The preapplication for the land preservation subdivision comes before the Routt County Planning Commission tonight. There will be no decision at the meeting, but there will be discussion about the proposed project, county planner John Eastman said.
"It allows us to give the applicant some feedback," Eastman said about the meeting. "It will be interesting to see how that feedback relates to the West of Steamboat Springs Area Plan and the airport in general."
Steamboat Springs Senior Planner Tom Leeson wrote in a letter that the proposed LPS would not comply with the West of Steamboat Springs Area Plan, which designated the Scott family's land for industrial uses and medium-density residential development. The land could have provided about 230,000 square feet of industrial space and 54 homes.
The West of Steamboat plan also suggests that an important connecting road be built through the Scott family's parcel. That road is intended to provide access to Routt County Road 129 from developments for the northern and eastern portions of the plan area. The Scott family's proposal does not include that road, the city's letter read.

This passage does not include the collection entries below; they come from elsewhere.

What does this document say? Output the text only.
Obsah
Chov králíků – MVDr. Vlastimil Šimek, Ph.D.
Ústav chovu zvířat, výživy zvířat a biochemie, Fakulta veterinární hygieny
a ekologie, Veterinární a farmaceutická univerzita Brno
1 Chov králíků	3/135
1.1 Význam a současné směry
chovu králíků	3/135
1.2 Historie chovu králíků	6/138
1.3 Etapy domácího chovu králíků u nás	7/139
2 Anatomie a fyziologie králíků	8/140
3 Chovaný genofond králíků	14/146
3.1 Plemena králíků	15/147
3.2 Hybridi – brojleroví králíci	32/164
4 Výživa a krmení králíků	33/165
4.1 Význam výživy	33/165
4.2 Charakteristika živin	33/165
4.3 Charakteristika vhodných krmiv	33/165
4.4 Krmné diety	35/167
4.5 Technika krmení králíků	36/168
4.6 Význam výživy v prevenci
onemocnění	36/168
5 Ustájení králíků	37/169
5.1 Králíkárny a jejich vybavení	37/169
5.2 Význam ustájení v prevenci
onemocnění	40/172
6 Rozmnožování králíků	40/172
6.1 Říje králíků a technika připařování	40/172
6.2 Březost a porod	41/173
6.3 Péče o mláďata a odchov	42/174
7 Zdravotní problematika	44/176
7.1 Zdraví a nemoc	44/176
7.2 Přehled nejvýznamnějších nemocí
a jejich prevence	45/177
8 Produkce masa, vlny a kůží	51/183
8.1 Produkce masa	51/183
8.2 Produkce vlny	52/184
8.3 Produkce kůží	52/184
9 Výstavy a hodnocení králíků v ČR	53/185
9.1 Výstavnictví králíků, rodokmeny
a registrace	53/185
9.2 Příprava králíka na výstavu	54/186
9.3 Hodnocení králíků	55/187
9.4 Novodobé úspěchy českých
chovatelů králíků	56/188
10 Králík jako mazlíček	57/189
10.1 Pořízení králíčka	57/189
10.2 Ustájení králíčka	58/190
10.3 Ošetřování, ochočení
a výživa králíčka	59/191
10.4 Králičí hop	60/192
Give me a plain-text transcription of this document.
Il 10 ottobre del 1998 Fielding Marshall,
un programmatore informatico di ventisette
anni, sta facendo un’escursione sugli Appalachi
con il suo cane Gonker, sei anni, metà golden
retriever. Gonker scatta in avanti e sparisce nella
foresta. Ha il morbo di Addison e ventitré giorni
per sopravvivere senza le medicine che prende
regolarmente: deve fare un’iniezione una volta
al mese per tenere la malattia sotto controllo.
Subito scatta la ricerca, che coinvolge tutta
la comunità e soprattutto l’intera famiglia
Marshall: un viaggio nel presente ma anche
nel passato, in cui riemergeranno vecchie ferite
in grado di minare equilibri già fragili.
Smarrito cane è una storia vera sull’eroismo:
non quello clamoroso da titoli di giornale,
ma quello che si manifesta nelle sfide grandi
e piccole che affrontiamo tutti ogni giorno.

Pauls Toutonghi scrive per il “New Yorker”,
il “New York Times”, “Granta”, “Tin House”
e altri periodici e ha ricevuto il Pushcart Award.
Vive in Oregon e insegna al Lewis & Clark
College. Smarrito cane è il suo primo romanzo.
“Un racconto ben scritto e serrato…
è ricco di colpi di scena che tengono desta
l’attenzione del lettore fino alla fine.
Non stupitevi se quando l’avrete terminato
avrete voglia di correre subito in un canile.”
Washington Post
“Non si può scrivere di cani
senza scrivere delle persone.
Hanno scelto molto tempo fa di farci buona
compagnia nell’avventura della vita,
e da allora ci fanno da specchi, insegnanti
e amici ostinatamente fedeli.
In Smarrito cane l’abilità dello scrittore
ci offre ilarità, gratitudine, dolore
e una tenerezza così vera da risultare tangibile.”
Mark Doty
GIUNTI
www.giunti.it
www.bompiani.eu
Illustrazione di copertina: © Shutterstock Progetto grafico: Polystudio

The Scott family's application claims an access easement through one section to allow for its development. That access is being disputed in District Court. The city's position is that the access easement is in a different location, city attorney Daniel Foote said.
Walter Scott was not able to comment Wednesday because of a family emergency. Previously, he has said his family partnership's plan is a poor economic use of the land, but that the family did not have much choice.
Another option for the Scott family is to subdivide the land into 35-acre parcels and sell them. That option would not require any county approval, Eastman said.
Land preservation subdivisions are strongly encouraged by Routt County as an alternative to 35-acre parcels, which a landowner can make and develop on his or her own. With an LPS, home lots are smaller, so a large tract of land is left for agricultural or wildlife needs.
If a complete LPS application is submitted in the future, and all access issues are worked out, the Planning Commission would consider the application as part of its consent agenda, Eastman said. That means that unless it is pulled off the consent agenda, it cannot be discussed, but only can be approved or denied by the Planning Commission.
Going through the preapplication process is helpful because it allows for a conversation, Eastman said.
"It's very informal and allows for a broad discussion without any formal decision," he said.
The Planning Commission also will consider a request from Steamboat Lake Outfitters to amend its permit to allow for 10 rental snowmobiles for overnight guests and a preapplication from Michael Vogl and Nicole Huber for a dog boarding kennel and training facility a half-mile north of U.S. Highway 40 on Routt County Road 44B.